Les tueurs en série ne sont pas tous américains et ils ne sont pas apparus du jour au lendemain pour donner des sueurs froides aux amateurs de thrillers. De Locuste au premier siècle apr. J.-C. à Michel Fourniret, de Jidong sous la dynastie des Han à Émile Louis en passant par le Dr Petiot ou Francis Heaulme, les serial killers ont toujours existé.Au XIXe siècle, en France, deux assassins récidivistes, un tueur de bonnes et un éventreur de bergers, défrayèrent la chronique, affolant le bourgeois comme le paysan. Il s’agissait de Martin Dumollard (1810-1862) et de Joseph Vacher (1869-1898).L’un accusait tantôt des barbus, tantôt une mystérieuse femme, de le pousser au crime, l’autre tenait les médecins d’un asile et Dieu en personne pour responsables de ses horreurs commises. Viols, étouffements, étranglements, mutilations et même castrations furent durant plusieurs années leurs activités principales. L’un fit tourner un juge en bourrique, l’autre éveilla chez un magistrat un vrai talent de profileur. À l’époque, on ne connaissait même pas le mot. Ni d’ailleurs ceux de tueur en série ou serial killer.

Extrait N°1

Le 12 février 1814, Montmirail (département de la Marne)

 

1.

 

La nuit était désormais complète. Épaisse. Tragique. Le sol était jonché de cadavres d’hommes et de chevaux. La neige virevoltante commençait à recouvrir les corps, les fûts de canons, les fusils, les caisses de munitions, les sabres abandonnés et surtout les sentiments et les espoirs perdus à jamais dans cette triste plaine. La bataille avait été rude et, bien que largement minoritaires, les troupes napoléoniennes avaient réussi, provisoirement, à bloquer les alliés de la sixième coalition européenne préfigurant le Traité de la Sainte-Alliance grâce, notamment, à la Vieille Garde. Le silence était lourdement retombé sur Montmirail comme une chape de plomb en ce 12 février 1814, après un déferlement de bruits, de fureur, d’hémoglobine. Des milliers de corps meurtris. Des milliers d’estropiés. Des milliers de vies brisées. Les mains de Napoléon dégoulinaient de sang.

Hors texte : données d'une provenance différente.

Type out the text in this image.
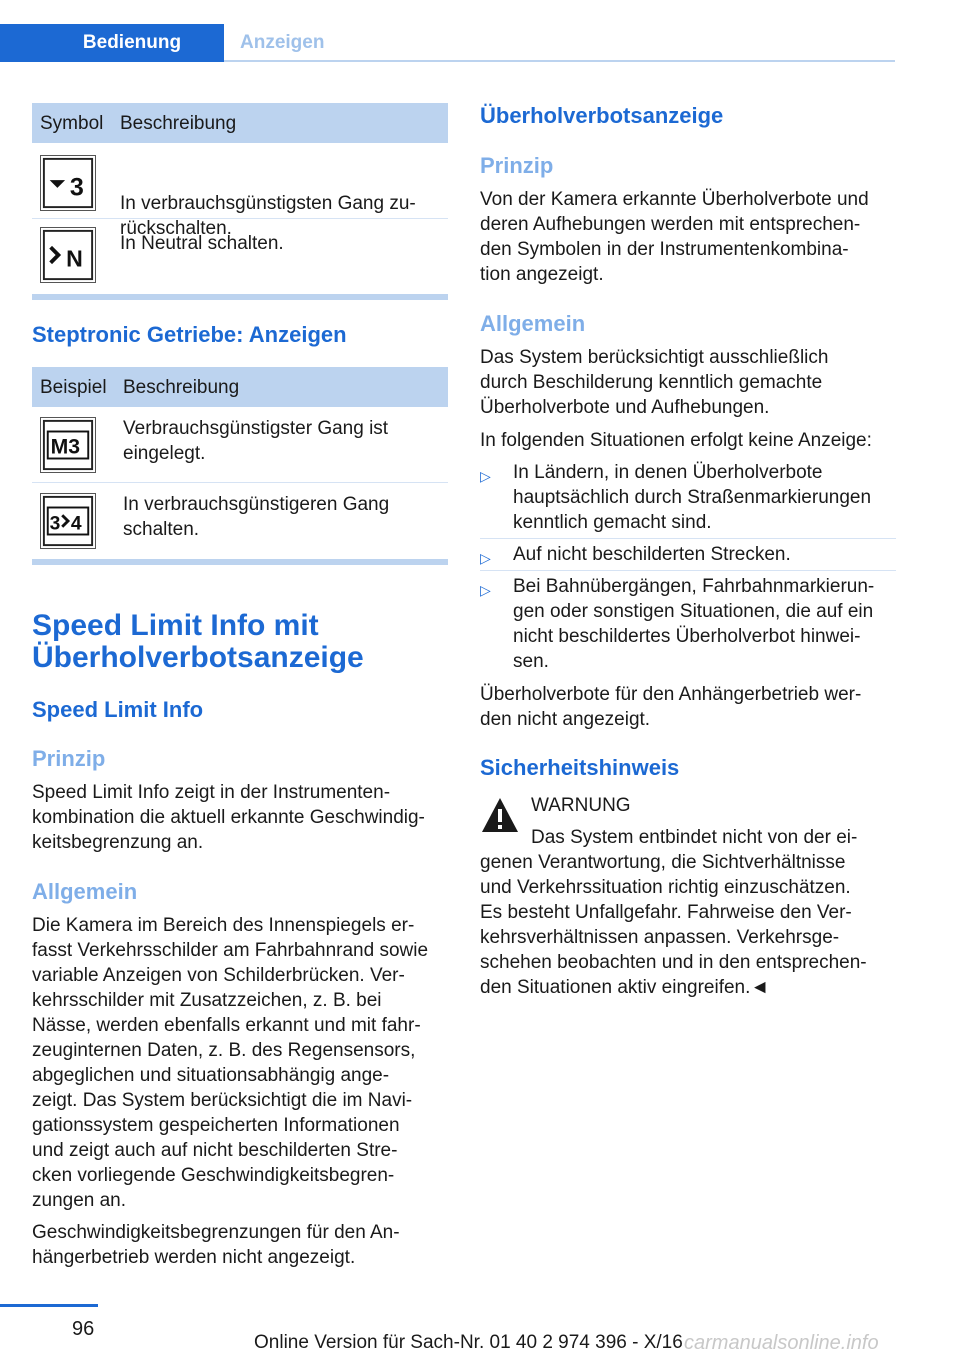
Bedienung	Anzeigen
Symbol Beschreibung
3
In verbrauchsgünstigsten Gang zu-
rückschalten.
N
In Neutral schalten.
Steptronic Getriebe: Anzeigen
Beispiel Beschreibung
M3
Verbrauchsgünstigster Gang ist
eingelegt.
3 4
In verbrauchsgünstigeren Gang
schalten.
Speed Limit Info mit
Überholverbotsanzeige
Speed Limit Info
Prinzip
Speed Limit Info zeigt in der Instrumenten-
kombination die aktuell erkannte Geschwindig-
keitsbegrenzung an.
Allgemein
Die Kamera im Bereich des Innenspiegels er-
fasst Verkehrsschilder am Fahrbahnrand sowie
variable Anzeigen von Schilderbrücken. Ver-
kehrsschilder mit Zusatzzeichen, z. B. bei
Nässe, werden ebenfalls erkannt und mit fahr-
zeuginternen Daten, z. B. des Regensensors,
abgeglichen und situationsabhängig ange-
zeigt. Das System berücksichtigt die im Navi-
gationssystem gespeicherten Informationen
und zeigt auch auf nicht beschilderten Stre-
cken vorliegende Geschwindigkeitsbegren-
zungen an.
Geschwindigkeitsbegrenzungen für den An-
hängerbetrieb werden nicht angezeigt.
Überholverbotsanzeige
Prinzip
Von der Kamera erkannte Überholverbote und
deren Aufhebungen werden mit entsprechen-
den Symbolen in der Instrumentenkombina-
tion angezeigt.
Allgemein
Das System berücksichtigt ausschließlich
durch Beschilderung kenntlich gemachte
Überholverbote und Aufhebungen.
In folgenden Situationen erfolgt keine Anzeige:
▷ In Ländern, in denen Überholverbote
hauptsächlich durch Straßenmarkierungen
kenntlich gemacht sind.
▷ Auf nicht beschilderten Strecken.
▷ Bei Bahnübergängen, Fahrbahnmarkierun-
gen oder sonstigen Situationen, die auf ein
nicht beschildertes Überholverbot hinwei-
sen.
Überholverbote für den Anhängerbetrieb wer-
den nicht angezeigt.
Sicherheitshinweis
WARNUNG
Das System entbindet nicht von der ei-
genen Verantwortung, die Sichtverhältnisse
und Verkehrssituation richtig einzuschätzen.
Es besteht Unfallgefahr. Fahrweise den Ver-
kehrsverhältnissen anpassen. Verkehrsge-
schehen beobachten und in den entsprechen-
den Situationen aktiv eingreifen.◄
96
Online Version für Sach-Nr. 01 40 2 974 396 - X/16 carmanualsonline.info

À peine dissimulé derrière un canon de douze livres, pourquoi d’ailleurs se cacher, il n’y avait plus âme qui vive à une demie lieue à la ronde ? Ivan Mihailovich observait minutieusement le champ de bataille sinistre et dévasté. À côté de lui son sac de jute était déjà bien rempli d’objets hétéroclites. Bottes, longues-vues, couteaux de toutes tailles, sabres, bijoux de pacotille, alliances…

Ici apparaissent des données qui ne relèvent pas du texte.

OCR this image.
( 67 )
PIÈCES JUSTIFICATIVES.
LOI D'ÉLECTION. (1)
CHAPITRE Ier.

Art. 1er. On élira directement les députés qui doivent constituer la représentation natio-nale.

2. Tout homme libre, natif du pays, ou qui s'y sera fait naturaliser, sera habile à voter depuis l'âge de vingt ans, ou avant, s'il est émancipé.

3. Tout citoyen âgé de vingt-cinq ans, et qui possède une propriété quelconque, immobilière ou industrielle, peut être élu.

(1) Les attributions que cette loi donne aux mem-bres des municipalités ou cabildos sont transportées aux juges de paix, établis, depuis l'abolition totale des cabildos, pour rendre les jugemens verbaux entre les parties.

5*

Et surtout de l’argent, essentiellement en pièces de monnaie impériales, russes, prussiennes, autrichiennes.

Tout à coup son attention se porta sur un officier dont le corps inanimé était attaché à un cheval par l’étrier droit. Le pied du soldat était resté coincé sous l’animal gisant. La bête avait eu le cou transpercé par une baïonnette toujours visible.

Le voleur de cadavres se redressa. Son regard avait-il été attiré par un mouvement ? Le doute l’envahit. Le Prussien avait-il imperceptiblement bougé ? Mais ce n’était pas uniquement cela qui avait éveillé l’intérêt du Hongrois. Quelque chose l’intrigua et il n’aurait su dire quoi. Alors, il quitta son poste d’observation et marcha lentement vers l’officier et son cheval. Quand il fut à même de le dévisager de près, il comprit enfin : il avait reconnu le comte de Sommerskrauss ! L’homme respirait faiblement et ses lèvres remuaient. Il avait une vilaine blessure à l’épaule sans doute provoquée par une balle de fusil Charleville 1777 à silex.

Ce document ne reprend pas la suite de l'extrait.